According to the Dionysiaca, Aglaia is one of the "dancers of Orchomenus" (the Charites, by Pindar), along with Pasithea and Peitho, who attend Aphrodite. When Aphrodite jealously attempts to weave better than Athena, the Charites help her do so, with Aglaia passing her the yarn. Aglaia also acts as Aphrodite's messenger, and is sent to find and bring a message to Eros, who travels back to Aphrodite much faster because he can fly whereas Aglaia cannot. Aglaia here is referred to as a Charite (singular of Charites), but other characters not of this group are also named Charis, including by Aglaia.
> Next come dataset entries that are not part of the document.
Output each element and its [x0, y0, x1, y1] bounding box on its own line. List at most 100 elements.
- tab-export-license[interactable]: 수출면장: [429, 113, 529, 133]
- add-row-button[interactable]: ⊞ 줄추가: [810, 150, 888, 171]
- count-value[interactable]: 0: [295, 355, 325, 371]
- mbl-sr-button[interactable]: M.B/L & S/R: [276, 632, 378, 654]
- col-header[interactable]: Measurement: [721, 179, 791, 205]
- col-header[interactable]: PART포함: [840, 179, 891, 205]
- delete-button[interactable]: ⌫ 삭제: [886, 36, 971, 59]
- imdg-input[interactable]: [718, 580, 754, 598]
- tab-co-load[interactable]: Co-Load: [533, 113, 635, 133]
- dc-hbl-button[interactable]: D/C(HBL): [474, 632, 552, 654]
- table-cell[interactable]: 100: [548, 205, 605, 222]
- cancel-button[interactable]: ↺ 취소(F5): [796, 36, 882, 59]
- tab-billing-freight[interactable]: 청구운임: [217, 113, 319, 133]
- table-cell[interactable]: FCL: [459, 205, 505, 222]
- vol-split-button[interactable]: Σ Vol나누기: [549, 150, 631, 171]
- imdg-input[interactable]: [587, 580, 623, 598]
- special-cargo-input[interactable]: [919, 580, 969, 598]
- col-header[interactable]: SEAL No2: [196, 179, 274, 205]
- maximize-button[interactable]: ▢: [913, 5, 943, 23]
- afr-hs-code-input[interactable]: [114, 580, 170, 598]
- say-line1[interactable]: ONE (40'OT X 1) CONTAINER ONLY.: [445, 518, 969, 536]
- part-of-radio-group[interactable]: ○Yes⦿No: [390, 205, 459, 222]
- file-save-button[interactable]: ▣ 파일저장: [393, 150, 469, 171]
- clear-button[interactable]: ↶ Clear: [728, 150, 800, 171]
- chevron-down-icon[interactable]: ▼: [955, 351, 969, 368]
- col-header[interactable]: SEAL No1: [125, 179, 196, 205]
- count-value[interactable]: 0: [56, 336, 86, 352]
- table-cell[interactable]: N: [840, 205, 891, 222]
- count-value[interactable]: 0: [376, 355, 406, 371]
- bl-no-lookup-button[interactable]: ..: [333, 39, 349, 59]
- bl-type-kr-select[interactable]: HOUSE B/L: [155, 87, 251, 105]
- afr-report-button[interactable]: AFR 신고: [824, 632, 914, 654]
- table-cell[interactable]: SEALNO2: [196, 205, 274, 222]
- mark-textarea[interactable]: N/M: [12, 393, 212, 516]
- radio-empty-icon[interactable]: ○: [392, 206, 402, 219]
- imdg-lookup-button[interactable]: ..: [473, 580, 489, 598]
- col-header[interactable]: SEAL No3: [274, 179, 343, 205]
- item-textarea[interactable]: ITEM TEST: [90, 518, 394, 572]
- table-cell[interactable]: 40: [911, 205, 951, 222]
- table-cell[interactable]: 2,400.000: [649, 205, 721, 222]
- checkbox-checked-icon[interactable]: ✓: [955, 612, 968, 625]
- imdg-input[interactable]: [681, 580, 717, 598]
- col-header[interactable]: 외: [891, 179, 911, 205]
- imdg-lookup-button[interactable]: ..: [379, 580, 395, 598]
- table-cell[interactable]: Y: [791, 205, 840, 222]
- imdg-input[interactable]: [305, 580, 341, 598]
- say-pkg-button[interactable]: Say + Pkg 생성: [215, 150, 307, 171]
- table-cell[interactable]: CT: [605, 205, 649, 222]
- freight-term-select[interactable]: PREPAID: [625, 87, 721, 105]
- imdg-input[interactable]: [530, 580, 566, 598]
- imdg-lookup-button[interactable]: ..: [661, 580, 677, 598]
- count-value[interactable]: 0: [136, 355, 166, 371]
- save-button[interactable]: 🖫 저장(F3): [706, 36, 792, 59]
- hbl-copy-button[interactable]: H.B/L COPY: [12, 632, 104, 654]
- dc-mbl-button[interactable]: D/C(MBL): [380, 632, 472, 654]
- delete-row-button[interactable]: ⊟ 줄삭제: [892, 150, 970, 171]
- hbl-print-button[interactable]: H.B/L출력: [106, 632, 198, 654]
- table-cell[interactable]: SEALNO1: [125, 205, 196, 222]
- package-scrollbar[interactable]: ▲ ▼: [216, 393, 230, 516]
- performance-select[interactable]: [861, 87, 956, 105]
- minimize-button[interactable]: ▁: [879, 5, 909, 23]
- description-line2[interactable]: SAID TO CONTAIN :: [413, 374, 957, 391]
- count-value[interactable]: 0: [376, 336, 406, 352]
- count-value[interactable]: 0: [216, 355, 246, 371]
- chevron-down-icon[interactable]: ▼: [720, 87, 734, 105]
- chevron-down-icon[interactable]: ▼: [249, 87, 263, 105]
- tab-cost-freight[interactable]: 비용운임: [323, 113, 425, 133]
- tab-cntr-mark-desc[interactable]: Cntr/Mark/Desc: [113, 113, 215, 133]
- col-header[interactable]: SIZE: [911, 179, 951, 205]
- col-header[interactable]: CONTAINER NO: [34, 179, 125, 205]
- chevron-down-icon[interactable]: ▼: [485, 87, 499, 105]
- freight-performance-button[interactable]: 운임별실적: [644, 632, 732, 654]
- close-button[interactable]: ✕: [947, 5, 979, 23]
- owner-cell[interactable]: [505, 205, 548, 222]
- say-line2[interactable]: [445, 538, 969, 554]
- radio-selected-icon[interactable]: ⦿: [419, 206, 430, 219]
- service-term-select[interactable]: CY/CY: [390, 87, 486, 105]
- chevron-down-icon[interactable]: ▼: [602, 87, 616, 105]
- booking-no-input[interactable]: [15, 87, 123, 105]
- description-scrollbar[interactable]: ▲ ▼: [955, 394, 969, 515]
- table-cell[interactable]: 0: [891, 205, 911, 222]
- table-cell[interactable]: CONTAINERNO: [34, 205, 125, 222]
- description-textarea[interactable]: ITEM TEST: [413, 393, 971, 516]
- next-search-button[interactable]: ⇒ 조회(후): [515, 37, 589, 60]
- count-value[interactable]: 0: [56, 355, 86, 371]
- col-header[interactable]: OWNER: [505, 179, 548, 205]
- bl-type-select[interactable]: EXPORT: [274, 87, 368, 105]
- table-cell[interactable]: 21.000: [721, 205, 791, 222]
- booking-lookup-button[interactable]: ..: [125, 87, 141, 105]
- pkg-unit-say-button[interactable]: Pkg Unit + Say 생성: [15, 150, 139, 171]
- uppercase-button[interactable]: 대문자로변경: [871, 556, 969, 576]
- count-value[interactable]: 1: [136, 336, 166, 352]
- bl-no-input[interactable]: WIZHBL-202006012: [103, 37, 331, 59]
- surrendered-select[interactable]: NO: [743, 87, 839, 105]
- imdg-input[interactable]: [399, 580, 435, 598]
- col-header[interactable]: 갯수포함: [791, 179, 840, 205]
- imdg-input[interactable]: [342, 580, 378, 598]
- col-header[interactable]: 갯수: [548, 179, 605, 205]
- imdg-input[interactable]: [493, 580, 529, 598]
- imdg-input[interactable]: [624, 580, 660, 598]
Hesiod says that Aglaia was married to Hephaestus. According to the fifth-century AD Greek Neoplatonist philosopher Proclus, by Hephaestus, Aglaea became the mother of Eucleia, Euthenia, Eupheme, and Philophrosyne. The Iliad and Dionysiaca refer to the wife of Hephaestus as Charis, and some scholars conclude that these references refer to Aglaia.